Últimamente he estado trabajando en un documental relacionado con los oficios tradicionales de la sierra de Guadarrama, Una buena excusa para salir caminando desde mi casa, es lo bueno de vivir a pie de monte, armado con cámara y trípode, y dejar correr las horas del día rodando de risco en risco, perdido entre los pinares, disfrutando, todavía más de esta maravillosa sierra. Una mañana amanece cubierto de nieve, otra con sol radiante, todo vale.

Pero estas montañas no son sólo piedra y bosques. La historia de muchos hombres está escrita en sus cimas y valles, no sólo de los que nos hemos acercado a élla de una manera más o menos ociosa, si no de los que se han dejado los años y la vida recogiendo las leñas muertas del pinar, pastoreando rebaños y pernoctando noche tras noche en pequeños chozos, conduciendo carretas de bueyes por los collados.
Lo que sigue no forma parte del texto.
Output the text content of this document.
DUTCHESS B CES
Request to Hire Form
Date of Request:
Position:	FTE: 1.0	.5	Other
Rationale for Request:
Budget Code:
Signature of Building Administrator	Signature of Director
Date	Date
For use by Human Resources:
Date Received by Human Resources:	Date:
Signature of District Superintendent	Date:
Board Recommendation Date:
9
Pastores, gabarreros, vaqueros, carreteros, carboneros, hacheros… aventuras humanas de supervivencia en un medio bello pero hostil. Sin duda el paisaje que hoy día disfrutamos se debe en gran parte a la actividad de estos hombres que, a través de su trabajo, lograron un equilibrio con el entorno.
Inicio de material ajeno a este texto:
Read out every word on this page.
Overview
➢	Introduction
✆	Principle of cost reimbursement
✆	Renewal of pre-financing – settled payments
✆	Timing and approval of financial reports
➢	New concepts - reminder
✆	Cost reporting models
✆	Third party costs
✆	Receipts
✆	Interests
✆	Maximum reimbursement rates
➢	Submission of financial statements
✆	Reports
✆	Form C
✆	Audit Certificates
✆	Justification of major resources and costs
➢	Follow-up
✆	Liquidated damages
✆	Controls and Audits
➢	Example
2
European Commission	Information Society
Es muy interesante observar como el desarrollo de estas actividades en diferentes partes del mundo tiene un gran paralelismo. El sistema de trabajo de los pastores de Chapursan, que estuve rodando el verano pasado en Pakistán, cerca de la frontera con Afganistán, es prácticamente el mismo al de un cabrero que pudiéramos encontrar en la sierra de Gredos. La principal diferencia es que en lugares como el Karakorum o el Hindu Kush podemos ser testigos de un arte milenario que hoy día continúa manteniéndose en activo. En nuestras montañas, actualmente, apenas encontramos alguna huella de estos hombres y lo peor, sus últimos representantes se nos están marchando poco a poco.
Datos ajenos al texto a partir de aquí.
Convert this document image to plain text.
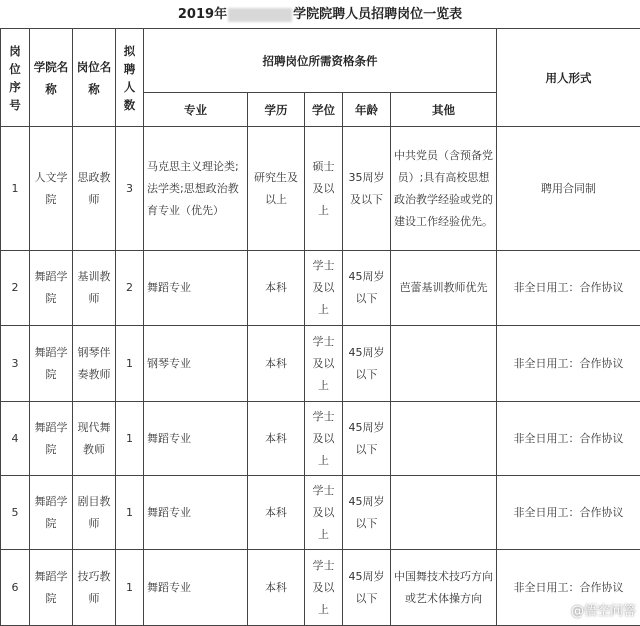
2019年	学院院聘人员招聘岗位一览表
岗位序号	学院名称	岗位名称	拟聘人数	招聘岗位所需资格条件					用人形式
				专业	学历	学位	年龄	其他	
1	人文学院	思政教师	3	马克思主义理论类;法学类;思想政治教育专业（优先）	研究生及以上	硕士及以上	35周岁及以下	中共党员（含预备党员）;具有高校思想政治教学经验或党的建设工作经验优先。	聘用合同制
2	舞蹈学院	基训教师	2	舞蹈专业	本科	学士及以上	45周岁以下	芭蕾基训教师优先	非全日用工：合作协议
3	舞蹈学院	钢琴伴奏教师	1	钢琴专业	本科	学士及以上	45周岁以下		非全日用工：合作协议
4	舞蹈学院	现代舞教师	1	舞蹈专业	本科	学士及以上	45周岁以下		非全日用工：合作协议
5	舞蹈学院	剧目教师	1	舞蹈专业	本科	学士及以上	45周岁以下		非全日用工：合作协议
6	舞蹈学院	技巧教师	1	舞蹈专业	本科	学士及以上	45周岁以下	中国舞技术技巧方向或艺术体操方向	非全日用工：合作协议
@悟空问答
Cuando afronto un trabajo de este carácter siento, en cierta manera, la responsabilidad de recoger un testimonio que está condenado a extinguirse y por tanto es imprescindible guardarlo, aunque sea en mapa de bits. Para que perdure al paso del tiempo. Como me comentaba hace poco un amigo. Quizás, dentro de unos años, cuando estos maestros hayan desaparecido totalmente, nuestros hijos, nietos o bisnietos se pueden ver obligados a consultar estas fuentes digitales para aprender de nuevo oficios, olvidados, que mantuvieron durante siglos al hombre, ante la imposibilidad de sobrevivir a un sistema excesivamente ficticio.

Estas imágenes corresponden a fotogramas de mi último trabajo en la sierra de Guadarrama. Espero poder colgar algunos vídeos dentro de poco.